Menorrhagia

Menorrhagia is a condition characterised by abnormally heavy or prolonged menstrual bleeding, which may be disruptive to your normal activities.

The most common symptoms of menorrhagia are:

  • Excessive menstrual flow that requires frequent changes, double sanitary protection, embarrassing accidents
  • Menstrual period that lasts longer than seven days
  • The passage of large blood clots
  • Fatigue, weakness or shortness of breath (symptoms of anaemia secondary to the menorrhagia)

The cause of menorrhagia is not known in some cases; however, several conditions that may cause menorrhagia include hormonal imbalance, dysfunction of the ovaries, uterine fibroids(non-cancerous (benign) tumours of the uterus), uterine polyps, adenomyosis (where endometrial glands are found in the muscular wall of the uterus), intrauterine devices (IUDs), cancer, inherited blood disorders, certain medications (anti-inflammatory medications and anticoagulants), and other medical conditions such as pelvic inflammatory disease (PID), thyroid problems, endometriosis, and liver or kidney disease.

Your doctor will do a pelvic examination and may recommend other tests or procedures such as a pelvic ultrasound scan or a biopsy of the lining of the womb if the woman is over 40 years of age. Biopsy is a technique of removing a piece of tissue from the inner lining of the uterus and is examined under a microscope. This is done to make sure that the cells are normal. Your doctor may also recommend an examination called a hysteroscopy, which involves placing a tiny telescope through your cervix to obtain a direct view of the lining of the womb.

Treatment options will depend on the cause of menorrhagia, the severity of menorrhagia and the overall health of the patient. Some common treatments include:

  • Iron supplements may be started if your iron levels are low.
  • Non-steroidal anti-inflammatory drugs (NSAIDs) may help reduce menstrual blood flow as well as cramping.
  • Oral contraceptives may be given to help reduce bleeding and make menstrual cycles more regular.
  • Oral progesterone may be given to help correct hormonal imbalance and reduce menorrhagia.
  • Mirena, a type of intrauterine device which releases progesterone in the womb that thins the uterine lining and reduces the blood flow may be used.

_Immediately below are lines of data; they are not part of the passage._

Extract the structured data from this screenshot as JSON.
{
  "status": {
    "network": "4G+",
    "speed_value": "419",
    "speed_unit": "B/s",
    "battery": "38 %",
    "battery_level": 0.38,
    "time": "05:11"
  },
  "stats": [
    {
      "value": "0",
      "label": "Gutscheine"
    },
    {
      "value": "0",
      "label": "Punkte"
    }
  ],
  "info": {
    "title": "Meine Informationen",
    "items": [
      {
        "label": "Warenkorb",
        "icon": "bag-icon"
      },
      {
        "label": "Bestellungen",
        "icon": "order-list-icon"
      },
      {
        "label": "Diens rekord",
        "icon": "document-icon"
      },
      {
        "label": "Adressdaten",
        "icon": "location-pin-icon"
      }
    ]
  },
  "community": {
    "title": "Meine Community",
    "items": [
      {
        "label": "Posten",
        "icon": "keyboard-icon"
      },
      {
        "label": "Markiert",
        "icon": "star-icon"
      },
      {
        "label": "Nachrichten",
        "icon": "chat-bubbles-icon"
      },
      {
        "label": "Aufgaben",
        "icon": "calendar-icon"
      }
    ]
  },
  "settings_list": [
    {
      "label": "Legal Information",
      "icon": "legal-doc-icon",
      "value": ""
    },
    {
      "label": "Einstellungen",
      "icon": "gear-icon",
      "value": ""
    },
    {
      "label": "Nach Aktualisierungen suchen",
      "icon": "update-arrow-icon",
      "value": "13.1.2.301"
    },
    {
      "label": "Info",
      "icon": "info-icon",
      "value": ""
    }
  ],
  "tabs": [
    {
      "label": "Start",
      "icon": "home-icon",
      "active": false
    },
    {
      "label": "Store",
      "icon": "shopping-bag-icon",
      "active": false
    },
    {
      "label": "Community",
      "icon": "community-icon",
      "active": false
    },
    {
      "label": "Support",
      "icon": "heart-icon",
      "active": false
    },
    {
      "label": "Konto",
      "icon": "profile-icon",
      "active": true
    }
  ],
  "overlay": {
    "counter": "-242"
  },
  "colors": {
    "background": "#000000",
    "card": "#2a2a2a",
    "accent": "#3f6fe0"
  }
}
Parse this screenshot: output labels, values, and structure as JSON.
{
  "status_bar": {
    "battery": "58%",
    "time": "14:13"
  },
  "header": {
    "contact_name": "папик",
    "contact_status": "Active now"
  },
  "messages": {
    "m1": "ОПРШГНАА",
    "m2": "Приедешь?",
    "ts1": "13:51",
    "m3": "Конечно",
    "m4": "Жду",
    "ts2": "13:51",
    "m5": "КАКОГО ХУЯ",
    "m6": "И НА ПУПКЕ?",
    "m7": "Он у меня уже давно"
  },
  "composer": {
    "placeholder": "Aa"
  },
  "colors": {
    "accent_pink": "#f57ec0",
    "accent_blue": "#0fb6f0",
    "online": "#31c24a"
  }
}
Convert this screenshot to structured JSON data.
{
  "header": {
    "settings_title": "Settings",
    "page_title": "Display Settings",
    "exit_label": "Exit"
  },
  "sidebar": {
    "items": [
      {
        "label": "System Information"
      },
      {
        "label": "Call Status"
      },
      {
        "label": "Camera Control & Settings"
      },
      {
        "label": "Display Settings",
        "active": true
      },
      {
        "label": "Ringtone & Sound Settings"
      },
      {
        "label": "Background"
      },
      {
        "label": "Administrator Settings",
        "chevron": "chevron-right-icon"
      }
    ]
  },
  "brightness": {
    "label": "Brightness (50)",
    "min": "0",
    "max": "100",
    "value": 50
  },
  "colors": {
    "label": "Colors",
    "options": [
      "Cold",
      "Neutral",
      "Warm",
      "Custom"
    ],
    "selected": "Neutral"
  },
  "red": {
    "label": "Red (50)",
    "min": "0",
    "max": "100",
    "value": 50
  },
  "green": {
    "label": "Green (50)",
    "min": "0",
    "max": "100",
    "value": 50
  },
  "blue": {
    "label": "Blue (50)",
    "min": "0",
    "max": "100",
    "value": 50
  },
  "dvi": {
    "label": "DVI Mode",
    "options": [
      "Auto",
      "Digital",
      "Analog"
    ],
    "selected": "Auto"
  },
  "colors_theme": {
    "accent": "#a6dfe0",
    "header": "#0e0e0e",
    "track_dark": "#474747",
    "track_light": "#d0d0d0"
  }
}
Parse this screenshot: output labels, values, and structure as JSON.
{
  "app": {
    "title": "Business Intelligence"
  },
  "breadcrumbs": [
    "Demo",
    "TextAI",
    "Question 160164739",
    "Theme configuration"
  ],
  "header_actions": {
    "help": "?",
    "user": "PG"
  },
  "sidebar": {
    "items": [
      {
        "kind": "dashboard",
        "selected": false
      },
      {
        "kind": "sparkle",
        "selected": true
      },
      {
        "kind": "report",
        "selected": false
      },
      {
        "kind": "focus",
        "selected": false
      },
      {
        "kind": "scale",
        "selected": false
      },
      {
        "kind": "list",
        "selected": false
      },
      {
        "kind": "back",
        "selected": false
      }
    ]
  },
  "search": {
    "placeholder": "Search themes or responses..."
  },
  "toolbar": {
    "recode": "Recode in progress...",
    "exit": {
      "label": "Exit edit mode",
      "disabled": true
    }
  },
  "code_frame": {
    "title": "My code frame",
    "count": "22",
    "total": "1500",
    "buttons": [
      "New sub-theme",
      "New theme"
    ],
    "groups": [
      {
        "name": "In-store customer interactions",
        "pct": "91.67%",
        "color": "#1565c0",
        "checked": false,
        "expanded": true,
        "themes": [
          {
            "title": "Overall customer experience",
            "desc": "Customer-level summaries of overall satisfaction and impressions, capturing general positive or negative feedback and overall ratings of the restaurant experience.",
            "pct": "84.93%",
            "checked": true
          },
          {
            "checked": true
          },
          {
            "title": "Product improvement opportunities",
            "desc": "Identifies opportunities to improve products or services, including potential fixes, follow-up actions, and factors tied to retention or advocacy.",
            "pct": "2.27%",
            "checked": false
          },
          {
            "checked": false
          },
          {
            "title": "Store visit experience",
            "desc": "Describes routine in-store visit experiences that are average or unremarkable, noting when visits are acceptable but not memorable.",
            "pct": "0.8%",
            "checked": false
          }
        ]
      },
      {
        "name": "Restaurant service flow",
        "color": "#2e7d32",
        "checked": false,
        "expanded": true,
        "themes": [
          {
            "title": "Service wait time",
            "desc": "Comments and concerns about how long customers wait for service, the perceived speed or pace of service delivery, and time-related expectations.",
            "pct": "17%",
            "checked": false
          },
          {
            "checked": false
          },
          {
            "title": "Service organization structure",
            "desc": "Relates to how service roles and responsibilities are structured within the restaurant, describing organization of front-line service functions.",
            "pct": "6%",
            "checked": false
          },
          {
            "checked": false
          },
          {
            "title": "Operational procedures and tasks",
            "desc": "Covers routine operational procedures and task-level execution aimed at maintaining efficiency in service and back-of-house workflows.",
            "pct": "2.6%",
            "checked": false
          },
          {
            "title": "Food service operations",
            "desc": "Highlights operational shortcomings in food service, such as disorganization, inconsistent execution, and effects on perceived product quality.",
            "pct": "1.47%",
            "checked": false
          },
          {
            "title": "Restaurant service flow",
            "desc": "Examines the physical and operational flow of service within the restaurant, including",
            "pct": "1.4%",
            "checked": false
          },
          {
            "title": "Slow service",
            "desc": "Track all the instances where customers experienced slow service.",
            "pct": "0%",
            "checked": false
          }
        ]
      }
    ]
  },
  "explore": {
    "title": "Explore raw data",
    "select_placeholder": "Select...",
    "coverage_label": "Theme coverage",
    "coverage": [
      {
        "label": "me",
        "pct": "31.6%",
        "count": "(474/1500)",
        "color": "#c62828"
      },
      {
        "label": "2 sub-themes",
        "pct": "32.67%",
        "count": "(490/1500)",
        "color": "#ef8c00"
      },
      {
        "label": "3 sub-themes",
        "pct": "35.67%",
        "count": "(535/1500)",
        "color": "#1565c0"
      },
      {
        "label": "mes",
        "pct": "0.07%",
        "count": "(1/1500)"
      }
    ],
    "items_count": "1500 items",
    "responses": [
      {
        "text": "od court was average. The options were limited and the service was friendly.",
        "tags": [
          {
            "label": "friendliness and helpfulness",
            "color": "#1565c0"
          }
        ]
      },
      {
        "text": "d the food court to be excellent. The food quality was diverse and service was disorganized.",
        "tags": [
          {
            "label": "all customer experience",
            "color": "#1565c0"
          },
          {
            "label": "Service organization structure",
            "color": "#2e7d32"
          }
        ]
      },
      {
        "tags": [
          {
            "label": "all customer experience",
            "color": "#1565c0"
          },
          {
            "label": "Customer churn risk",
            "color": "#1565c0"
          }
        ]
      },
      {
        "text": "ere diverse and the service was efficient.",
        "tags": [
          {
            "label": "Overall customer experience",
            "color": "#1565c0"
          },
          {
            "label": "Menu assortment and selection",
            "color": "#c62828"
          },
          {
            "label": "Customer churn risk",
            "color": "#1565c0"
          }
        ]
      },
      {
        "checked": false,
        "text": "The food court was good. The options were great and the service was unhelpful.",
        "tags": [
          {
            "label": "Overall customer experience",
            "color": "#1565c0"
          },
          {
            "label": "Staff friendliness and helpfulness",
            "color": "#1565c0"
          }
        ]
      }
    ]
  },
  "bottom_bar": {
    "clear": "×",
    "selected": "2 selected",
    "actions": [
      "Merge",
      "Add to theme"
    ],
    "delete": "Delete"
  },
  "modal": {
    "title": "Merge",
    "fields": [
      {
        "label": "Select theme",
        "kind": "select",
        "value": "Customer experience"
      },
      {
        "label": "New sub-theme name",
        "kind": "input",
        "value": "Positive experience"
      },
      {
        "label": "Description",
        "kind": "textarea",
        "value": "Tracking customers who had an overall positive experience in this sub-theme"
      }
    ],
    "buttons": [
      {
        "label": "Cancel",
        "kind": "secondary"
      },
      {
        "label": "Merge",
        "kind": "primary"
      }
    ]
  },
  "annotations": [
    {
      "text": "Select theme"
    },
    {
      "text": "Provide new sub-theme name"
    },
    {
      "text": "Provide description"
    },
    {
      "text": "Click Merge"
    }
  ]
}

Surgery may be needed if medication therapy is not successful. The surgical procedures include:

  • Endometrial ablation: Is a procedure that permanently destroys the entire lining of your uterus (endometrium) resulting in little or no menstrual flow.
  • Dilation and curettage (D&C): Is a procedure in which the cervix is dilated and the lining of the uterus is scraped to reduce menstrual bleeding. You may need additional D&C procedures if menorrhagia recurs.
  • Hysteroscopy: This procedure involves the use of a telescope to view your uterine cavity and to remove abnormalities, such as a polyp, that may be causing heavy menstrual bleeding.
  • Endometrial Resection: Is a surgical procedure that uses an electrosurgical wire loop to remove the lining of the uterus.
  • Hysterectomy: Is surgical removal of the uterus.

Surgical procedures should generally be deferred until your family is complete. Therefore, discuss with your doctor about the treatment options if you plan to become pregnant in the future.